This principle of change in radiological density over time can be used as an indicator of bone turnover. The pre-operative AGV indicated that the maxilla was significantly denser than the mandible (Table
1; F = 11.92, p = 0.0007). This finding contrasts with previous findings that the density of the mandible is higher than that of the maxilla[
25]. This can be due to the difference in position of the AOI, as the bone density measured on radiographs in the mouth is normally affected by surrounding structures in the length of the pathway of the x-ray and also the thickness of bone[
22]. The AOI in our study was more apically located and included more of the dense palatal bone on the radiographic image. However, in the present study, the pre-operative difference in bone density of the maxilla and mandible is not of any significance, as the changes in density were measured over time with the post-operative value as the starting point. This pre-molar area included more bone volume and the denser soft tissue from the palate, as well as the thicker cortical bone of the palate. The pre-operative values were used for calculating the percentage change in bone density. The possible influence of differences in bone density between the maxilla and mandible and between animals before the defects were created was excluded by calculating the changes relative to the pre-operative densities. Through this approach, the post-operative values were normalized to zero. It was not surprising that the post-operative percentage density for the area of interest was similar for both the mandible and maxilla following the removal of the same volume of bone (Table
1). Any change to a number greater than the post-operative percentage AGV was regarded as a percentage increase in bone regeneration.
The increase in density of the mandible after the surgical intervention – was not significantly different from that in the maxilla at three-, six- and three-to-six weeks (Table
1). This finding contrasts with that of a study using histomorphometric methods where the mandible healed twice as fast as the maxilla[
26]. Similar results were found in our study comparing the rate of healing between the mandible and maxilla during the first three weeks period.

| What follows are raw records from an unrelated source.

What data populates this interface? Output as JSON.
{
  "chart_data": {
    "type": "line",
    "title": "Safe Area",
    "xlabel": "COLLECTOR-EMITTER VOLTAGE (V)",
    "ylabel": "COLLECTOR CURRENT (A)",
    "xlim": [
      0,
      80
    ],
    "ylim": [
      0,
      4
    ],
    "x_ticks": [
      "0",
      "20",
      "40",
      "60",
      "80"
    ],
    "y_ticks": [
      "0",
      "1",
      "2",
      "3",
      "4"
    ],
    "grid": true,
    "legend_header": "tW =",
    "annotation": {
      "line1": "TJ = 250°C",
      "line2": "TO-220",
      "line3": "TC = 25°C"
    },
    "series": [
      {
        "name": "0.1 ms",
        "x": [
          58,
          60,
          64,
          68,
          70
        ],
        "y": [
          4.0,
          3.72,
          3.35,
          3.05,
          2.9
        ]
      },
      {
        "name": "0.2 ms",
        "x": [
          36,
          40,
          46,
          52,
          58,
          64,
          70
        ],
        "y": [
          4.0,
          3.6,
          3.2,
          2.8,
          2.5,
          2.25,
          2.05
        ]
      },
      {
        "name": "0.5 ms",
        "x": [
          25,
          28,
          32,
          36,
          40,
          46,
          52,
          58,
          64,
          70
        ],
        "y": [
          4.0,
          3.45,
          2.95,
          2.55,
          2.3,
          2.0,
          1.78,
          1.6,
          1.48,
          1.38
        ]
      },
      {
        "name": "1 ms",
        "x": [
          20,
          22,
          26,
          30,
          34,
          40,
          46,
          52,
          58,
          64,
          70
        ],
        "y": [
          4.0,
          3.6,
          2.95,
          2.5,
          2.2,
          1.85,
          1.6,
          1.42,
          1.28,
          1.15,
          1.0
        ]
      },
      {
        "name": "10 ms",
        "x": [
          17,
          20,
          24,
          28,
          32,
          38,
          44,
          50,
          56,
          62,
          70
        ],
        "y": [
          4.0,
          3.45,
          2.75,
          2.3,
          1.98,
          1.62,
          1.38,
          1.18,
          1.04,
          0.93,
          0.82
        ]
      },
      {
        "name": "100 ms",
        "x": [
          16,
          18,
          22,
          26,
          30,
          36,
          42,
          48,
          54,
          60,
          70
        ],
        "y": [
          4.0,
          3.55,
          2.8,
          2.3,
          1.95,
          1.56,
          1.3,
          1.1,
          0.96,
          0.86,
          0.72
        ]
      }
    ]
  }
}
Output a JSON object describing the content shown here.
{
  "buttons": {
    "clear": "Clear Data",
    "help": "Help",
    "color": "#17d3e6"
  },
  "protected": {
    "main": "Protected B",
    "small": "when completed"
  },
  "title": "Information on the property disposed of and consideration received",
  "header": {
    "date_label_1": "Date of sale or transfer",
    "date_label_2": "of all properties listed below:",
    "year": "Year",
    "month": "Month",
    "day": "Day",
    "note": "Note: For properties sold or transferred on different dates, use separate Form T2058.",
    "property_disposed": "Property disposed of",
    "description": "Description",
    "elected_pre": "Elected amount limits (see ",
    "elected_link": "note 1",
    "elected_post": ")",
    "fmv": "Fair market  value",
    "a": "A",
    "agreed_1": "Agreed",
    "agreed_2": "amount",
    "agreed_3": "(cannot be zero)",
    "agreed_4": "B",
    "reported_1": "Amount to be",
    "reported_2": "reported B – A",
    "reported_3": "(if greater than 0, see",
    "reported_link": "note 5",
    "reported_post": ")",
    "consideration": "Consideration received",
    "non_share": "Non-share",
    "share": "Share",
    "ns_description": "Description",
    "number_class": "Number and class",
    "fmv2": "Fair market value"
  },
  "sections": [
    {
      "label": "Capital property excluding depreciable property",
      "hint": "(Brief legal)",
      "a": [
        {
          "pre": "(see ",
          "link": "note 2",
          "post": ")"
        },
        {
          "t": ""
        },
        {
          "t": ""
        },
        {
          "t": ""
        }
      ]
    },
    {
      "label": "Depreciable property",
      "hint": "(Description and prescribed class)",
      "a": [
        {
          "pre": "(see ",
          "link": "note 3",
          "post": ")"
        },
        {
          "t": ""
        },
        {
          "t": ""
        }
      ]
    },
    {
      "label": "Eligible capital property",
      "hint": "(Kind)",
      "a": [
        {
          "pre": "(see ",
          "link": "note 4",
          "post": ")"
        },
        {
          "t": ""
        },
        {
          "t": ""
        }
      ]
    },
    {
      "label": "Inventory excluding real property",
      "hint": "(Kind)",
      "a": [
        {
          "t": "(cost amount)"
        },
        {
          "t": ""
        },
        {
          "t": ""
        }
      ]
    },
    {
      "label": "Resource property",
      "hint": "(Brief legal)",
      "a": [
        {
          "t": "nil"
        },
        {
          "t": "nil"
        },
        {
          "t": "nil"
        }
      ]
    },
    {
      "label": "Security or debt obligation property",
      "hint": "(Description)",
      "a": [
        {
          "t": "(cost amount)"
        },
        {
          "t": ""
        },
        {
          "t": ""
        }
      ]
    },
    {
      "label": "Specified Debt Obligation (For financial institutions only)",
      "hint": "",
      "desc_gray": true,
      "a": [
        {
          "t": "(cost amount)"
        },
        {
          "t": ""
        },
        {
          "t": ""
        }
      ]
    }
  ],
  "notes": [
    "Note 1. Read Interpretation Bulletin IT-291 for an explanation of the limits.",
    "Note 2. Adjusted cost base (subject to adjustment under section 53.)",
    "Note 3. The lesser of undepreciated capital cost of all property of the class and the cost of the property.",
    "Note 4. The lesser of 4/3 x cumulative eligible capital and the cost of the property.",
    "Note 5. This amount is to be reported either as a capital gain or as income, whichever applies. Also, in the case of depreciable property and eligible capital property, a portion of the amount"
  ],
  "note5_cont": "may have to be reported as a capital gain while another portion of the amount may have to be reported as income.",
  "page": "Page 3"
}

The percentage increase in density in the mandible was 8.9% and 4.3% in the maxilla (Table
1) which represents a difference of approximately 106%. At six weeks the difference in percentage of the rate of healing between the mandible and maxilla decreased to an average of 20%. The time sequence of bone regeneration following an extraction is started with clot formation on the same day which is replaced by granulation tissue in the first week. The granulation tissue is replaced by connective tissue on day 20. Osteoid formation is evident from day seven and on day 38, two-thirds of the extraction socket is filled by connective tissue[
27]. The sequence of the regeneration process indicates active cellular activity directly post-operative in the defect area which implies a quicker increase in density of the AOI on the radiological image. The tempo of the process of regeneration decreases from day 20 as connective tissue and osteoid is developing. As the mandibular alveolar bone is denser than the maxillary alveolar bone, it can be expected that more regeneration tissue will be present in the mandible bone, therefore the difference in the rate of healing between the maxilla and mandible in the first three weeks. The mandible is subjected to higher mechanical forces and consequently has a higher rate of healing than the maxilla[
27]. The dynamism imposed by muscle force on the bone causes complex patterns of stress and strain in the mandible, such as sagittal and transverse bending and deformation from shear and torsion[
28]. In contrast, the maxillary and pre-maxillary bones are primarily exposed to forces generated by occlusal contact with the mandibular teeth[
29]. The bone quality for both anterior and posterior jaw regions are predominantly types 2 and 3 (Lekholm-Zarp classification)[
30]. The anterior part of the mandible has the densest bone, followed by the posterior mandible, anterior maxilla, and posterior maxilla[
31]. The area of interest was the pre-molar region of both the mandible and maxilla. Both regions were Lekholm-Zarp type II or III classification with the density of the cortical and trabecular bone in the mandible the highest[
13,
16]. One may speculate that the denser quality of bone in the mandible provided more bone cells for osteogenesis at the site of trauma. Bone cells respond to mechanical stimulation and induce new bone formation
in vivo and also increase the metabolic activity and gene expression of osteoblasts[
31]. However, the molecular events involved in the translation of mechanical stimulation into cell proliferation and bone formation are not yet well understood[
32]. The more mechanical stimulation of the mandibular bone cells due to the denser bone and more forces influencing the mandible[
28,
29] may also contribute to the increase in the rate of bone healing, especially following the creation of defects at the postoperative three-week period.